Full moon and LHC
Published by admin January 31st, 2008 in Physics, Doctors of Philosophy, NewtonI was reading the Scientific American Physics issue today referenced here. The article about LHC makes the claim on the sidebar1 that at full Moon the ground at LHC is lifted 25 centimeters and the circumference increases 1 mm and that physicists must allocate for this change in their reduction of data. This is another physics urban legend. The same thing had been said for LIGO. What happens is that “theoretically” if we believe lunatic physicists obsessed with Newtonian occult then in an Alice in Wonderland universe the ground will be lifted by the occult powers of full Moon. In reality this does not happen. Tides are very complicated and depend on geography and even on winds. But since Newton computed lunar mass from tides (no matter that he got it hundred per cent wrong) physicists still perpetuate this myth to save Newton’s authority. This is the same kind of urban legend that without General Relativity GPS would not work. To an outside observer physics looks like ancestor worship full of mythology and miracles perpetuated by the faithful.
- Only in the print edition. [↩]
There’s a string theory joke about the effect of the moon on LHC at hep-ph/9707508:
“In spite of what doubters often say, there is experimental support for string theory from accelerator experiments. Superstrings predicted gravity in 1974,[70] and LEP accelerator physicists detected tidal forces in 1993.[71] What more empirical evidence could one demand?”
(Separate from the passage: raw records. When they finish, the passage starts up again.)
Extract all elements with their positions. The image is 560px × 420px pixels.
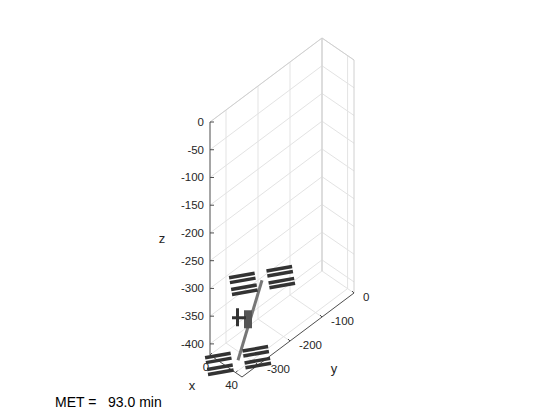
svg-text:-350: -350 <box>181 310 204 322</box>
svg-text:-100: -100 <box>331 315 354 327</box>
svg-text:0: 0 <box>198 116 204 128</box>
svg-text:y: y <box>331 361 338 376</box>
svg-text:40: 40 <box>225 379 238 391</box>
svg-text:-200: -200 <box>299 339 322 351</box>
svg-text:-150: -150 <box>181 199 204 211</box>
svg-text:-50: -50 <box>187 144 204 156</box>
svg-text:0: 0 <box>363 291 369 303</box>
svg-text:-400: -400 <box>181 338 204 350</box>
svg-text:-250: -250 <box>181 255 204 267</box>
svg-text:x: x <box>189 378 196 393</box>
svg-text:MET = 93.0 min: MET = 93.0 min <box>55 394 162 410</box>
svg-text:0: 0 <box>202 361 210 373</box>
svg-text:-100: -100 <box>181 171 204 183</box>
svg-text:-200: -200 <box>181 227 204 239</box>
svg-text:-300: -300 <box>267 363 290 375</box>
svg-text:-300: -300 <box>181 282 204 294</box>
svg-text:z: z <box>159 231 166 246</box>
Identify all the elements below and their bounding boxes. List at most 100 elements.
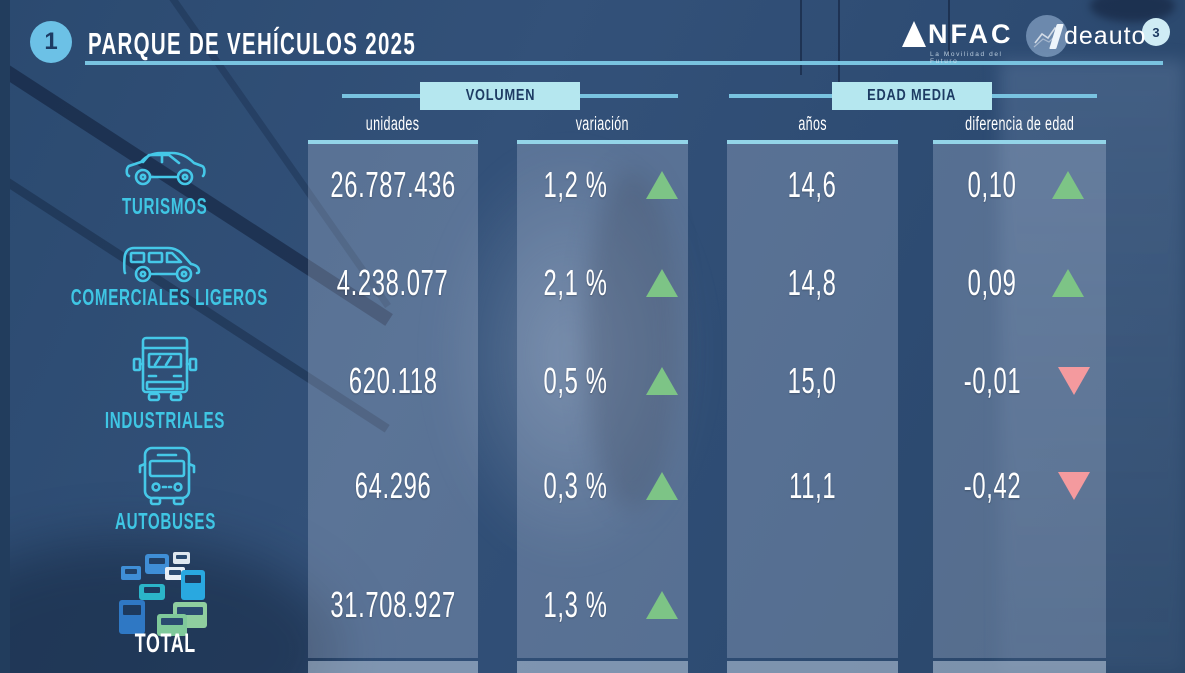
page-title-text: PARQUE DE VEHÍCULOS 2025 [88, 26, 417, 61]
edad-media-group-header: EDAD MEDIA [832, 82, 992, 110]
industriales-diferencia-trend-icon [1058, 367, 1091, 395]
column-underline [308, 140, 478, 144]
autobuses-unidades-cell: 64.296 [308, 456, 478, 516]
total-variacion-trend-icon [646, 591, 679, 619]
suv-green [157, 614, 187, 636]
column-strip-unidades [308, 144, 478, 658]
column-underline [517, 140, 688, 144]
turismos-unidades-cell: 26.787.436 [308, 155, 478, 215]
total-anios-cell [727, 575, 898, 635]
autobuses-label-text: AUTOBUSES [114, 508, 216, 534]
column-strip-variacion [517, 144, 688, 658]
column-strip-bottom [727, 661, 898, 673]
truck-cyan [181, 570, 205, 600]
background-light [1000, 60, 1185, 673]
left-edge-band [0, 0, 10, 673]
anfac-tagline: La Movilidad del Futuro [930, 51, 1003, 65]
turismos-label-text: TURISMOS [122, 193, 208, 219]
car-side-icon [122, 142, 208, 190]
autobuses-anios-cell: 11,1 [727, 456, 898, 516]
car-white [165, 567, 185, 580]
variacion-header-text: variación [575, 114, 630, 135]
van-side-icon [120, 238, 208, 286]
industriales-diferencia-value: -0,01 [963, 360, 1022, 401]
column-strip-bottom [517, 661, 688, 673]
anfac-triangle-icon [902, 21, 926, 47]
turismos-diferencia-value: 0,10 [968, 164, 1017, 205]
volumen-label: VOLUMEN [465, 87, 535, 104]
unidades-header-text: unidades [366, 114, 420, 135]
anfac-logo-text: NFAC [928, 19, 1014, 49]
total-unidades-cell: 31.708.927 [308, 575, 478, 635]
column-header-variacion: variación [517, 112, 688, 138]
turismos-variacion-cell: 1,2 % [517, 155, 688, 215]
row-label-turismos: TURISMOS [20, 193, 310, 220]
lamp-cord [838, 0, 840, 95]
comerciales-variacion-trend-icon [646, 269, 679, 297]
page-number: 3 [1152, 24, 1160, 40]
column-underline [933, 140, 1106, 144]
slide-number-badge: 1 [30, 21, 72, 63]
ideauto-logo-text: deauto [1064, 21, 1147, 50]
ideauto-chart-icon [1026, 15, 1068, 57]
truck-front-icon [132, 334, 198, 404]
row-label-comerciales-ligeros: COMERCIALES LIGEROS [20, 284, 310, 311]
lamp-cord [948, 0, 950, 55]
car-white-small [173, 552, 190, 564]
industriales-label-text: INDUSTRIALES [104, 407, 226, 433]
turismos-unidades-value: 26.787.436 [330, 164, 456, 205]
van-blue [145, 554, 169, 574]
row-label-total: TOTAL [20, 628, 310, 659]
industriales-unidades-value: 620.118 [348, 360, 438, 401]
comerciales-diferencia-trend-icon [1051, 269, 1084, 297]
comerciales-diferencia-cell: 0,09 [933, 253, 1106, 313]
autobuses-variacion-trend-icon [646, 472, 679, 500]
comerciales-unidades-cell: 4.238.077 [308, 253, 478, 313]
industriales-variacion-value: 0,5 % [543, 360, 608, 401]
total-diferencia-cell [933, 575, 1106, 635]
truck-blue [119, 600, 145, 634]
lamp-shade [1090, 0, 1175, 22]
traffic-jam-icon [115, 550, 215, 642]
autobuses-diferencia-cell: -0,42 [933, 456, 1106, 516]
column-header-unidades: unidades [308, 112, 478, 138]
turismos-variacion-trend-icon [646, 171, 679, 199]
column-header-anios: años [727, 112, 898, 138]
page-title: PARQUE DE VEHÍCULOS 2025 [88, 26, 585, 62]
industriales-variacion-trend-icon [646, 367, 679, 395]
autobuses-anios-value: 11,1 [788, 465, 837, 506]
turismos-diferencia-trend-icon [1051, 171, 1084, 199]
column-header-diferencia: diferencia de edad [933, 112, 1106, 138]
anfac-logo: NFAC La Movilidad del Futuro [902, 19, 1014, 65]
autobuses-variacion-cell: 0,3 % [517, 456, 688, 516]
turismos-anios-cell: 14,6 [727, 155, 898, 215]
comerciales-variacion-value: 2,1 % [543, 262, 608, 303]
comerciales-unidades-value: 4.238.077 [337, 262, 449, 303]
anios-header-text: años [798, 114, 827, 135]
column-strip-bottom [933, 661, 1106, 673]
industriales-anios-cell: 15,0 [727, 351, 898, 411]
total-label-text: TOTAL [134, 628, 196, 658]
comerciales-anios-value: 14,8 [788, 262, 837, 303]
title-underline [85, 61, 1163, 65]
column-strip-diferencia [933, 144, 1106, 658]
row-label-industriales: INDUSTRIALES [20, 407, 310, 434]
turismos-diferencia-cell: 0,10 [933, 155, 1106, 215]
industriales-variacion-cell: 0,5 % [517, 351, 688, 411]
total-unidades-value: 31.708.927 [330, 584, 456, 625]
total-variacion-value: 1,3 % [543, 584, 608, 625]
turismos-anios-value: 14,6 [788, 164, 837, 205]
autobuses-variacion-value: 0,3 % [543, 465, 608, 506]
column-underline [727, 140, 898, 144]
row-label-autobuses: AUTOBUSES [20, 508, 310, 535]
industriales-anios-value: 15,0 [788, 360, 837, 401]
column-strip-anios [727, 144, 898, 658]
comerciales-anios-cell: 14,8 [727, 253, 898, 313]
autobuses-unidades-value: 64.296 [354, 465, 432, 506]
autobuses-diferencia-trend-icon [1058, 472, 1091, 500]
lamp-cord [800, 0, 802, 75]
bus-front-icon [136, 444, 198, 508]
industriales-unidades-cell: 620.118 [308, 351, 478, 411]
Reference [71] is: L. Arnaudon, et al., 1993 IEEE Particle Accelerator Conference: Proceedings, p. 44.
Another reference to the tidal effects on accelerators, and also the gravitational effect of the water level in a nearby lake, is hep-ex/9810035 .
Thanks for the references. First I agree that the first reference must be a joke since tides are observed with naked eye without needing LEP to measure it.
I forgot most of what I knew about tides but looking at the plot at
http://arxiv.org/PS_cache/hep-ex/pdf/9810/9810035v1.pdf
as far as I understand the plot shows 6 hour variation of tides it does not show that tides are tied to the phases of the moon.
September 1, 1993 was full Moon, October 11, 1993 was new Moon. Maximums are about the same too.
I understand that tides move Earth’s crust and that moves the beam and it must be corrected. This is fine. But I don’t see a correlation between the phases of the moon and the beam. Furthermore, I don’t believe that tides are caused by the occult Newtonian force.
The joke in the first post is a snide reference to the fact that string theorists claim that string theory predicts gravitation (which gravitation actually had been known long before string theory), and that string theory will someday be used to calculate accelerator physics (though it’s never happened before, and a lot of people believe it will never happen).
Yes. I also predicted string theorists will appropriate the Cavendish experiment and G and claim that Cavendish experiment was the first measurement of string constant. I don’t know the current name of the string constant though. A Google search for “string constant” mostly reveals computer science meaning.